Ketika tim penelitian dan pengembangan menemukan resep "teh Nanbang" abad ke-19 di perkebunan kacang mulut di Kepulauan Marugue, dialog rasa yang melintasi tiga abad dimulai - nanyangdashifu mengaktifkan gen budaya melalui translasi tiga kali lipat:
1. Kembalian Tropis Teknologi Ancient
Metode panggang batu berapi: Lembaran batu berapi Sumatra menggantikan cetakan logam, menembus mineral membentuk struktur pori mikro, mengunci kelembaban selapa, meningkatkan efisiensi karamelisasi hingga 40%;
Pembangunan Teh Enam Fort: Ekstrak teh polifenol dari teh penghilang kelembaban ke dalam embrio kue, kembali sedikit pahit dengan aliran gula kelapa, tingkat pembelian kembali Tiongkok tua mencapai 73%.
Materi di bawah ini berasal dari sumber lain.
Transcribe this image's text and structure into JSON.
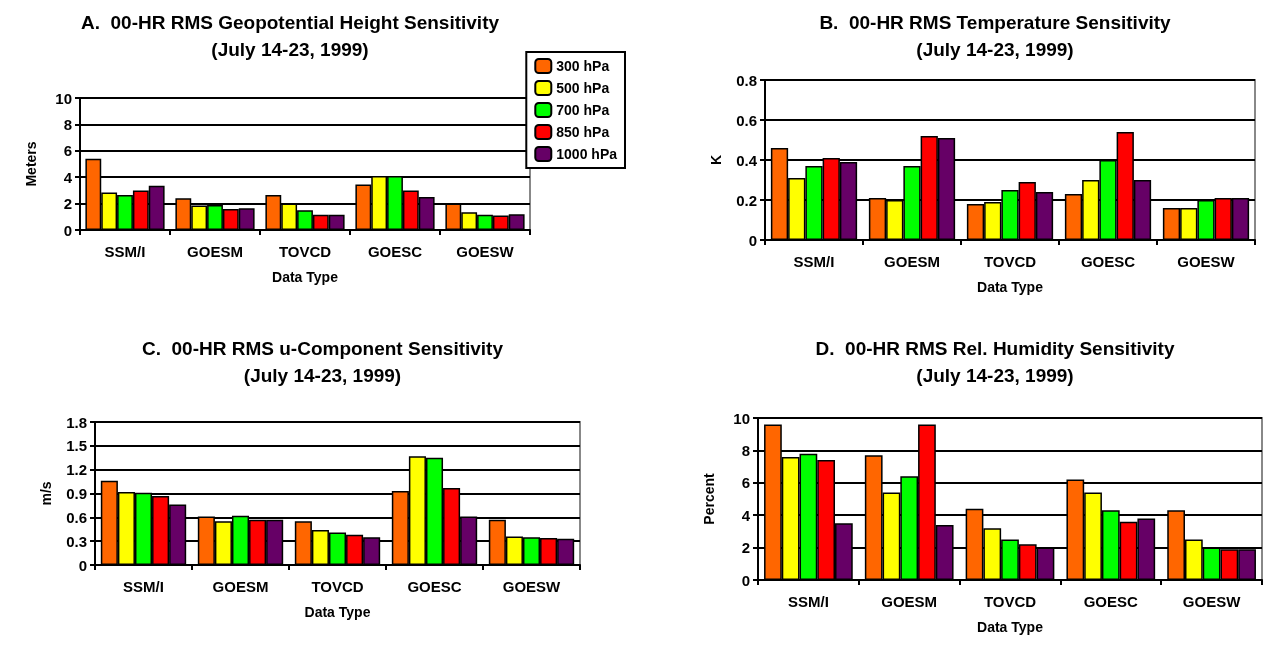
{
  "chart_data": [
    {
      "type": "bar",
      "title": "A.  00-HR RMS Geopotential Height Sensitivity",
      "subtitle": "(July 14-23, 1999)",
      "xlabel": "Data Type",
      "ylabel": "Meters",
      "categories": [
        "SSM/I",
        "GOESM",
        "TOVCD",
        "GOESC",
        "GOESW"
      ],
      "ylim": [
        0,
        10
      ],
      "yticks": [
        0,
        2,
        4,
        6,
        8,
        10
      ],
      "grid": "y",
      "legend": "right",
      "series": [
        {
          "name": "300 hPa",
          "color": "#ff6600",
          "values": [
            5.4,
            2.4,
            2.65,
            3.45,
            2.0
          ]
        },
        {
          "name": "500 hPa",
          "color": "#ffff00",
          "values": [
            2.85,
            1.85,
            2.0,
            4.1,
            1.35
          ]
        },
        {
          "name": "700 hPa",
          "color": "#00ff00",
          "values": [
            2.65,
            1.9,
            1.5,
            4.1,
            1.15
          ]
        },
        {
          "name": "850 hPa",
          "color": "#ff0000",
          "values": [
            3.0,
            1.6,
            1.15,
            3.0,
            1.1
          ]
        },
        {
          "name": "1000 hPa",
          "color": "#660066",
          "values": [
            3.35,
            1.65,
            1.15,
            2.5,
            1.2
          ]
        }
      ]
    },
    {
      "type": "bar",
      "title": "B.  00-HR RMS Temperature Sensitivity",
      "subtitle": "(July 14-23, 1999)",
      "xlabel": "Data Type",
      "ylabel": "K",
      "categories": [
        "SSM/I",
        "GOESM",
        "TOVCD",
        "GOESC",
        "GOESW"
      ],
      "ylim": [
        0,
        0.8
      ],
      "yticks": [
        0,
        0.2,
        0.4,
        0.6,
        0.8
      ],
      "grid": "y",
      "series": [
        {
          "color": "#ff6600",
          "values": [
            0.46,
            0.21,
            0.18,
            0.23,
            0.16
          ]
        },
        {
          "color": "#ffff00",
          "values": [
            0.31,
            0.2,
            0.19,
            0.3,
            0.16
          ]
        },
        {
          "color": "#00ff00",
          "values": [
            0.37,
            0.37,
            0.25,
            0.4,
            0.2
          ]
        },
        {
          "color": "#ff0000",
          "values": [
            0.41,
            0.52,
            0.29,
            0.54,
            0.21
          ]
        },
        {
          "color": "#660066",
          "values": [
            0.39,
            0.51,
            0.24,
            0.3,
            0.21
          ]
        }
      ]
    },
    {
      "type": "bar",
      "title": "C.  00-HR RMS u-Component Sensitivity",
      "subtitle": "(July 14-23, 1999)",
      "xlabel": "Data Type",
      "ylabel": "m/s",
      "categories": [
        "SSM/I",
        "GOESM",
        "TOVCD",
        "GOESC",
        "GOESW"
      ],
      "ylim": [
        0,
        1.8
      ],
      "yticks": [
        0,
        0.3,
        0.6,
        0.9,
        1.2,
        1.5,
        1.8
      ],
      "grid": "y",
      "series": [
        {
          "color": "#ff6600",
          "values": [
            1.06,
            0.61,
            0.55,
            0.93,
            0.57
          ]
        },
        {
          "color": "#ffff00",
          "values": [
            0.92,
            0.55,
            0.44,
            1.37,
            0.36
          ]
        },
        {
          "color": "#00ff00",
          "values": [
            0.91,
            0.62,
            0.41,
            1.35,
            0.35
          ]
        },
        {
          "color": "#ff0000",
          "values": [
            0.87,
            0.57,
            0.38,
            0.97,
            0.34
          ]
        },
        {
          "color": "#660066",
          "values": [
            0.76,
            0.57,
            0.35,
            0.61,
            0.33
          ]
        }
      ]
    },
    {
      "type": "bar",
      "title": "D.  00-HR RMS Rel. Humidity Sensitivity",
      "subtitle": "(July 14-23, 1999)",
      "xlabel": "Data Type",
      "ylabel": "Percent",
      "categories": [
        "SSM/I",
        "GOESM",
        "TOVCD",
        "GOESC",
        "GOESW"
      ],
      "ylim": [
        0,
        10
      ],
      "yticks": [
        0,
        2,
        4,
        6,
        8,
        10
      ],
      "grid": "y",
      "series": [
        {
          "color": "#ff6600",
          "values": [
            9.6,
            7.7,
            4.4,
            6.2,
            4.3
          ]
        },
        {
          "color": "#ffff00",
          "values": [
            7.6,
            5.4,
            3.2,
            5.4,
            2.5
          ]
        },
        {
          "color": "#00ff00",
          "values": [
            7.8,
            6.4,
            2.5,
            4.3,
            2.0
          ]
        },
        {
          "color": "#ff0000",
          "values": [
            7.4,
            9.6,
            2.2,
            3.6,
            1.9
          ]
        },
        {
          "color": "#660066",
          "values": [
            3.5,
            3.4,
            2.0,
            3.8,
            1.9
          ]
        }
      ]
    }
  ]
}
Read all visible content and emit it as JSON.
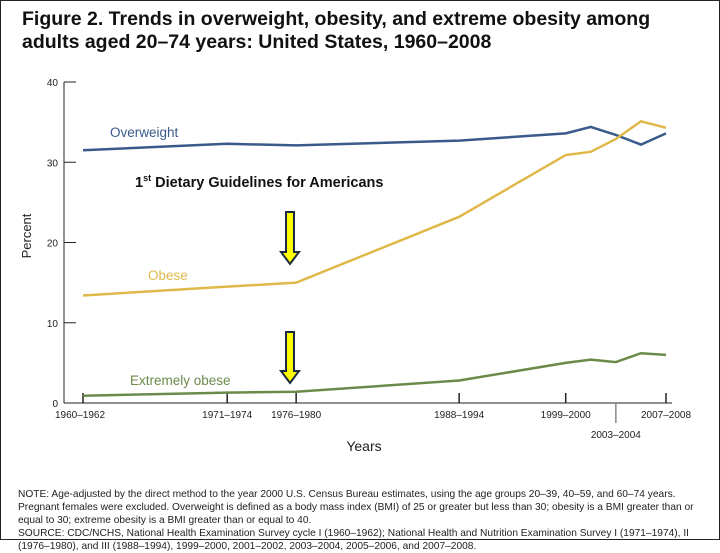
{
  "title": "Figure 2. Trends in overweight, obesity, and extreme obesity among adults aged 20–74 years: United States, 1960–2008",
  "annotation": {
    "prefix": "1",
    "sup": "st",
    "text": " Dietary Guidelines for Americans",
    "arrow_color": "#ffff00"
  },
  "note": "NOTE: Age-adjusted by the direct method to the year 2000 U.S. Census Bureau estimates, using the age groups 20–39, 40–59, and 60–74 years. Pregnant females were excluded. Overweight is defined as a body mass index (BMI) of 25 or greater but less than 30; obesity is a BMI greater than or equal to 30; extreme obesity is a BMI greater than or equal to 40.",
  "source": "SOURCE: CDC/NCHS, National Health Examination Survey cycle I (1960–1962); National Health and Nutrition Examination Survey I (1971–1974), II (1976–1980), and III (1988–1994), 1999–2000, 2001–2002, 2003–2004, 2005–2006, and 2007–2008.",
  "chart_data": {
    "type": "line",
    "xlabel": "Years",
    "ylabel": "Percent",
    "ylim": [
      0,
      40
    ],
    "yticks": [
      0,
      10,
      20,
      30,
      40
    ],
    "x": [
      1961,
      1972.5,
      1978,
      1991,
      1999.5,
      2001.5,
      2003.5,
      2005.5,
      2007.5
    ],
    "xticks": [
      {
        "x": 1961,
        "label": "1960–1962"
      },
      {
        "x": 1972.5,
        "label": "1971–1974"
      },
      {
        "x": 1978,
        "label": "1976–1980"
      },
      {
        "x": 1991,
        "label": "1988–1994"
      },
      {
        "x": 1999.5,
        "label": "1999–2000"
      },
      {
        "x": 2003.5,
        "label": "2003–2004"
      },
      {
        "x": 2007.5,
        "label": "2007–2008"
      }
    ],
    "grid": false,
    "series": [
      {
        "name": "Overweight",
        "color": "#3a5a8c",
        "values": [
          31.5,
          32.3,
          32.1,
          32.7,
          33.6,
          34.4,
          33.4,
          32.2,
          33.6
        ]
      },
      {
        "name": "Obese",
        "color": "#e0b84a",
        "values": [
          13.4,
          14.5,
          15.0,
          23.2,
          30.9,
          31.3,
          32.9,
          35.1,
          34.3
        ]
      },
      {
        "name": "Extremely obese",
        "color": "#6b8a4a",
        "values": [
          0.9,
          1.3,
          1.4,
          2.8,
          5.0,
          5.4,
          5.1,
          6.2,
          6.0
        ]
      }
    ]
  }
}
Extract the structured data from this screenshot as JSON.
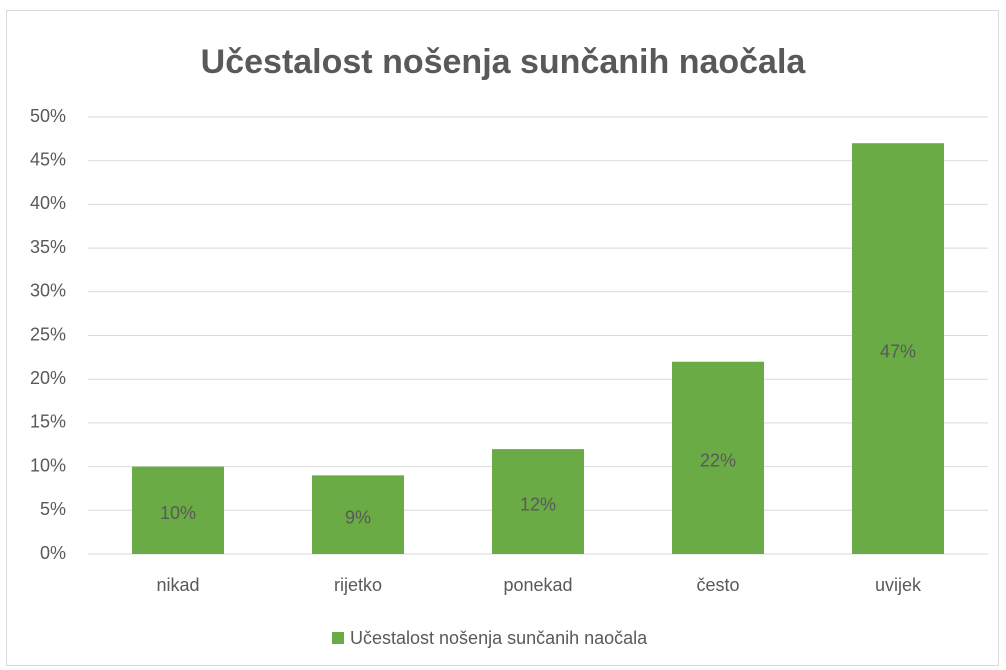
{
  "chart_data": {
    "type": "bar",
    "title": "Učestalost nošenja sunčanih naočala",
    "categories": [
      "nikad",
      "rijetko",
      "ponekad",
      "često",
      "uvijek"
    ],
    "series": [
      {
        "name": "Učestalost nošenja sunčanih naočala",
        "color": "#6aab45",
        "values": [
          10,
          9,
          12,
          22,
          47
        ],
        "value_labels": [
          "10%",
          "9%",
          "12%",
          "22%",
          "47%"
        ]
      }
    ],
    "ylim": [
      0,
      50
    ],
    "yticks": [
      {
        "value": 0,
        "label": "0%"
      },
      {
        "value": 5,
        "label": "5%"
      },
      {
        "value": 10,
        "label": "10%"
      },
      {
        "value": 15,
        "label": "15%"
      },
      {
        "value": 20,
        "label": "20%"
      },
      {
        "value": 25,
        "label": "25%"
      },
      {
        "value": 30,
        "label": "30%"
      },
      {
        "value": 35,
        "label": "35%"
      },
      {
        "value": 40,
        "label": "40%"
      },
      {
        "value": 45,
        "label": "45%"
      },
      {
        "value": 50,
        "label": "50%"
      }
    ],
    "grid": true,
    "legend": "bottom"
  }
}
2. Filosofi produk yang didorong oleh keyakinan
Adaptasi halal Solusi inovatif Umpan balik pasar
Resep tanpa minyak hewan Minyak sawit menggantikan minyak babi Tingkat pembelian kembali Muslim ↑63%
Kue Pagoda Emas Hari Idul Kebiasaan Pesta Penghormatan Bentuk Kerucut 40% Penjualan Ramadhan
Kue yang diukir dalam Al-Qur'an, tulisan tulisan dari foil emas yang dapat dimakan, disertifikasi oleh Komite Urima
3. Konversi konsumsi yang tidak tersisa
Penuci mulut Berwarna Badi: Seniman Yogyakarta Bersatu mengukir warna lilin menjadi potongan gula, dan menyumbangkan 5% untuk setiap penjualan untuk perbaikan bengkel non-sisa;
Kue kotak buta kulit: Koleksi incarnasi karakter pahlawan Woyang, mengumpulkan 9 peralatan kulit terbatas untuk pertukaran, pendapatan pengrajin meningkat 300%.
Verifikasi data: Produk lokalisasi meningkat dari 35% menjadi 78% dalam tiga tahun, menjadi “duta promosi budaya makanan” yang disertifikasi Kementerian Perjalanan Bahasa Indonesia.